If someone’s arguments about “historical science” flout the rules, they will be sowing confusion in people’s minds about what accurate and honest weights and measures even look like in the first place. They will end up applying fallacies that they see in YEC arguments to other areas of science and engineering, to finance and commerce, and to all sorts of other areas. They will believe that they do indeed have accurate and honest weights and measures when in reality they do not. This will have all sorts of bad consequences, from undermining their ability to do their jobs properly, to opening them up to prosecution for fraud, to even in some cases killing people.

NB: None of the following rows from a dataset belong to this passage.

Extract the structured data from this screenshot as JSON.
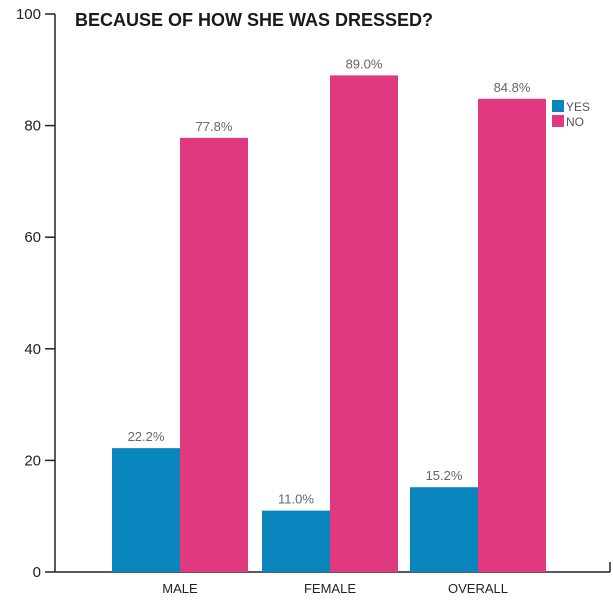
{
  "chart_data": {
    "type": "bar",
    "title": "BECAUSE OF HOW SHE WAS DRESSED?",
    "xlabel": "",
    "ylabel": "",
    "categories": [
      "MALE",
      "FEMALE",
      "OVERALL"
    ],
    "series": [
      {
        "name": "YES",
        "color": "#0a86be",
        "values": [
          22.2,
          11.0,
          15.2
        ],
        "labels": [
          "22.2%",
          "11.0%",
          "15.2%"
        ]
      },
      {
        "name": "NO",
        "color": "#e0397f",
        "values": [
          77.8,
          89.0,
          84.8
        ],
        "labels": [
          "77.8%",
          "89.0%",
          "84.8%"
        ]
      }
    ],
    "ylim": [
      0,
      100
    ],
    "yticks": [
      0,
      20,
      40,
      60,
      80,
      100
    ],
    "grid": false,
    "legend_position": "top-right"
  }
}
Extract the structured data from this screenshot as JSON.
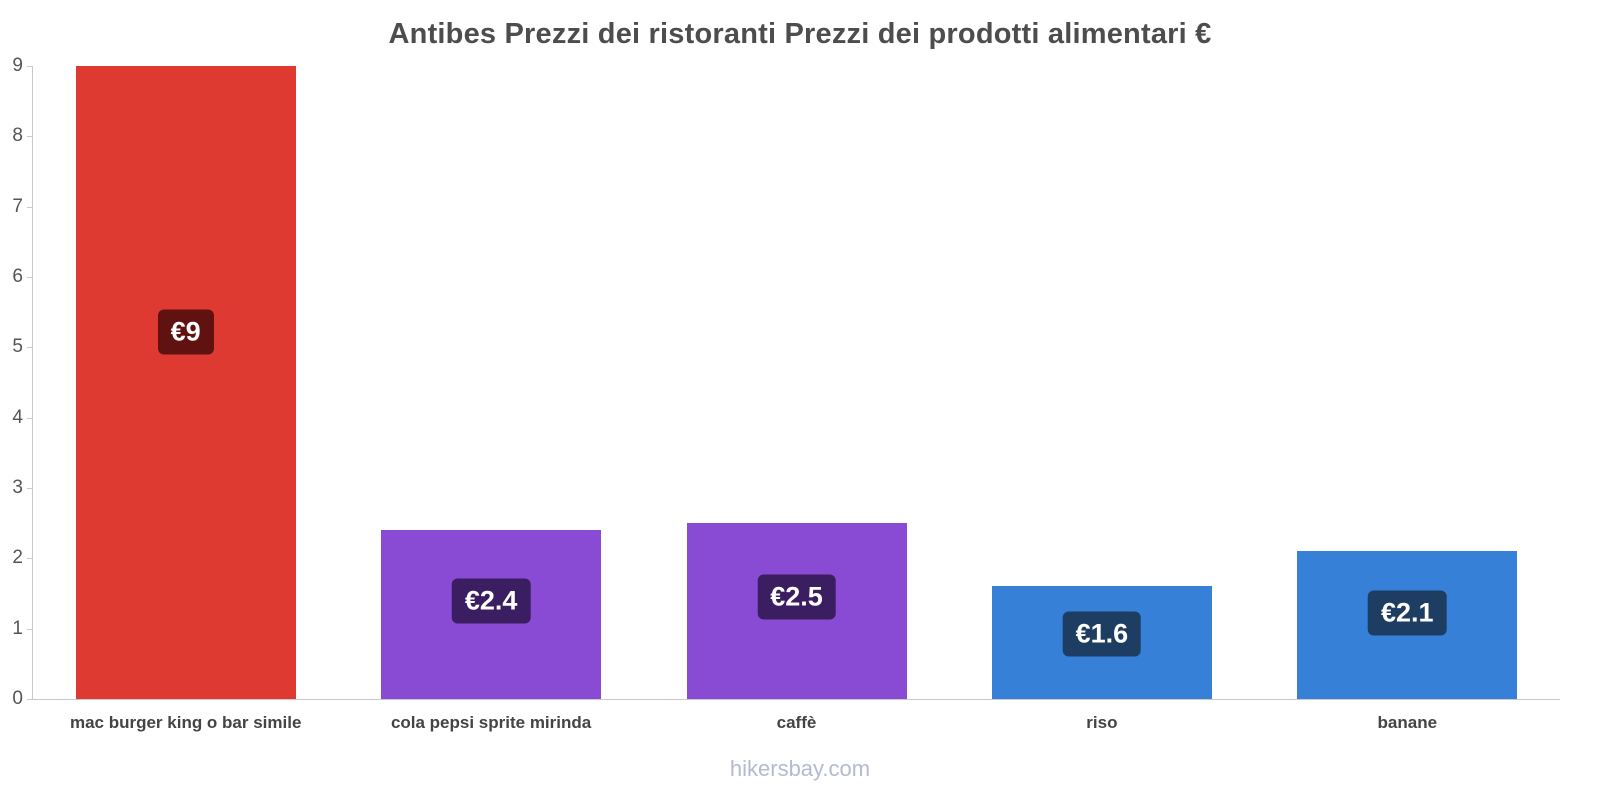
{
  "title": "Antibes Prezzi dei ristoranti Prezzi dei prodotti alimentari €",
  "footer": "hikersbay.com",
  "chart_data": {
    "type": "bar",
    "title": "Antibes Prezzi dei ristoranti Prezzi dei prodotti alimentari €",
    "categories": [
      "mac burger king o bar simile",
      "cola pepsi sprite mirinda",
      "caffè",
      "riso",
      "banane"
    ],
    "values": [
      9,
      2.4,
      2.5,
      1.6,
      2.1
    ],
    "value_labels": [
      "€9",
      "€2.4",
      "€2.5",
      "€1.6",
      "€2.1"
    ],
    "bar_colors": [
      "#df3a32",
      "#8a4bd4",
      "#8a4bd4",
      "#3680d8",
      "#3680d8"
    ],
    "label_bg_colors": [
      "#5f1210",
      "#3b1e61",
      "#3b1e61",
      "#1e3d63",
      "#1e3d63"
    ],
    "xlabel": "",
    "ylabel": "",
    "ylim": [
      0,
      9
    ],
    "yticks": [
      0,
      1,
      2,
      3,
      4,
      5,
      6,
      7,
      8,
      9
    ],
    "grid": "off",
    "legend": "none",
    "currency": "€"
  }
}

In fact we’ve seen that happening a lot over the past two years or so with many of the conspiracy theories around COVID-19. Many of the falsehoods in arguments against vaccination or masks have made exactly the same logical fallacies that I see time and time again in YEC arguments. For example, both adopt a very black-and-white approach to "unreliability" that takes the view that because something doesn't work perfectly, that somehow means that it doesn't work at all. By contrast, the rules of accurate and honest weights and measures tell us that unreliability must be quantified and that you can't claim that a measurement technique is any more unreliable than what is indicated by its error bars.
Accuracy and honesty are non-negotiable.
My position on all discussions about science and faith -- whether we are talking about creation and evolution, climate change, vaccination, election results, or anything else, stands. I don't have a problem with the age of the earth itself, but when discussing what can or cannot be supported by the evidence, honest reporting and honest interpretation of accurate information is non-negotiable. Any creation model, any interpretation of Genesis 1, any attempt to challenge the scientific consensus on the age of the earth or evolution, must obey Deuteronomy 25:13-16, and any that does not is not scientific, not Biblical, and not honest. As for people who deny that accuracy and honesty are even necessary, I find it very difficult to see how such people could possibly even be approaching these discussions in good faith.